El acto de votar no es fácil. No solo exige examinar a los candidatos y candidatas, y sus programas, sino también al propio yo, desde la conciencia personal. Es un ejercicio que ocurre dentro de lo que Michel Foucault llamaba la “hermenéutica de sí”.
Por supuesto, elegimos entre opciones y propuestas ajenas, que no hemos definido. Pero a la hora final el voto es una preferencia indelegable que demanda opciones éticas y jerarquizar valoraciones que se ponen en tensión en la propia intimidad.

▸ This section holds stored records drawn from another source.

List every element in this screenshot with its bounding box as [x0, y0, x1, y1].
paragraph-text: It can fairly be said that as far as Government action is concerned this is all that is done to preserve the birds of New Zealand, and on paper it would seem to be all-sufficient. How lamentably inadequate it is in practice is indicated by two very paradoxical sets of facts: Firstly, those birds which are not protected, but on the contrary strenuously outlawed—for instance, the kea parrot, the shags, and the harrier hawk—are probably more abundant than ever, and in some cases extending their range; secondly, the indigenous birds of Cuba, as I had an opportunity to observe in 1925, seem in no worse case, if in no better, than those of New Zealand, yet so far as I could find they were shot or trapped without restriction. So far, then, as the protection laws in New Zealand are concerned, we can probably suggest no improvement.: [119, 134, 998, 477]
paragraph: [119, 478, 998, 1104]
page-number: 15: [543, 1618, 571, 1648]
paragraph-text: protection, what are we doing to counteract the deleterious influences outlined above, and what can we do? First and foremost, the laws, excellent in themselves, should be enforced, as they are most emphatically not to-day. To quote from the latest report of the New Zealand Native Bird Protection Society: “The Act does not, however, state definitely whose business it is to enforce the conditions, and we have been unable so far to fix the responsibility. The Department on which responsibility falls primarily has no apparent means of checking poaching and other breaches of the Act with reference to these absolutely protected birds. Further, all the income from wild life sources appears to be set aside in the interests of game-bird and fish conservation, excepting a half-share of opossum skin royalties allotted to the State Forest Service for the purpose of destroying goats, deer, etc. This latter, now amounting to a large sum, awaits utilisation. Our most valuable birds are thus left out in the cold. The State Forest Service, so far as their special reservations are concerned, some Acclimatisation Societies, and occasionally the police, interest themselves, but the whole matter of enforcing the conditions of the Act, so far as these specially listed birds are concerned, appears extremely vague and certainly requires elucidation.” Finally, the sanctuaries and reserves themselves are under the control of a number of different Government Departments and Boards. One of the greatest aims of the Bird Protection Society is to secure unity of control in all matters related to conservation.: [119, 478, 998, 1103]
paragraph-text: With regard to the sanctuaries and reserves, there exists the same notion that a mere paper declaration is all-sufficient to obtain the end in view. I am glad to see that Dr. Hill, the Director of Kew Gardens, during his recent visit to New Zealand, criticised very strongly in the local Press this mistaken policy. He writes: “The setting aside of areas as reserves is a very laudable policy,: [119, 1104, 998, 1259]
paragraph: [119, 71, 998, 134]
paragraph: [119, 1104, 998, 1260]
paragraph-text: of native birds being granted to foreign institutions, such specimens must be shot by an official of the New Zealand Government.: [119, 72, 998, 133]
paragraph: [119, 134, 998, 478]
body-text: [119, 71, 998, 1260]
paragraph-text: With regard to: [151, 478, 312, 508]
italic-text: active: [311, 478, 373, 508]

En la actualidad se tiende a votar basándose en identidades, y de esa forma una parte importante de las personas toma partido sin mayores dificultades. Hay gente que “se siente” de izquierda o de derecha como algo tan claro y natural como el domicilio existencial en que residen. Pero este segmento es cada vez menor. Muchas otras personas tienden a sopesar otras variables antes de llegar a la urna. Y es posible que ese ejercicio de discernimiento les demande escarbar en su historia de vida y en sus preferencias de una forma exigente.
Un amigo me comentaba que por vivir en una comuna popular sentía que debía ser solidario y votar por Boric. Pero como administrador de un negocio tenía miedo a un aumento de sus costos salariales. Otra señora me decía que por temor al machismo de Kast ha pensado votar por Boric, pero que le costaba, porque esa acción rompía con su tradición de familia, ligada desde siempre a la derecha. “¿Qué pesa más?”, me preguntó otro vecino: su “yo” de empresario le llamaba a votar por Kast, pero su sentido de responsabilidad social le alertaba del enorme riesgo que eso significa para las personas menos favorecidas.
Votar finalmente es un ejercicio parecido a un examen de conciencia, donde se sopesan trayectorias biográficas, lealtades y formas en las que se interpreta la propia identidad. Sin duda los dilemas posibles pueden ser innumerables y de difícil solución. El único criterio universal que creo que puede ayudar a tomar una decisión certera es anteponer lo que sintamos como positivo para el interés general del país por sobre el interés inmediato e individual.
Lamentablemente no se nos ha educado para esto. Se nos ha entrenado para preferir el interés personal. Se nos ha dicho que lo inteligente es intentar sacar el mayor provecho posible, en todas las circunstancias. También se nos ha instalado la maldición del cortoplacismo, la urgencia de tomar decisiones a corto plazo, que apenas dejan tiempo para la reflexión, menos aún, para decidir anticipando el futuro.
Votar debería ser un ejercicio de prevenir y curar los males de nuestra sociedad. Una forma de anticiparse a las catástrofes que podemos evitar para disminuir las muertes y el sufrimiento inútil, fortalecer a las personas para que puedan llevar adelante sus planes de vida, crear buenos puestos de trabajo, universalizar la educación y la salud pública, y tantas cosas que ayudan a humanizar la vida. Para eso es necesario priorizar, eligiendo siempre por el interés de las personas más vulnerables.
¿Para qué sirve votar? Para reducir riesgos colectivos y sufrimientos innecesarios en todo aquello que dependa de nosotros, e invertirlo en un bienestar compartido, que es lo que realmente vale la pena.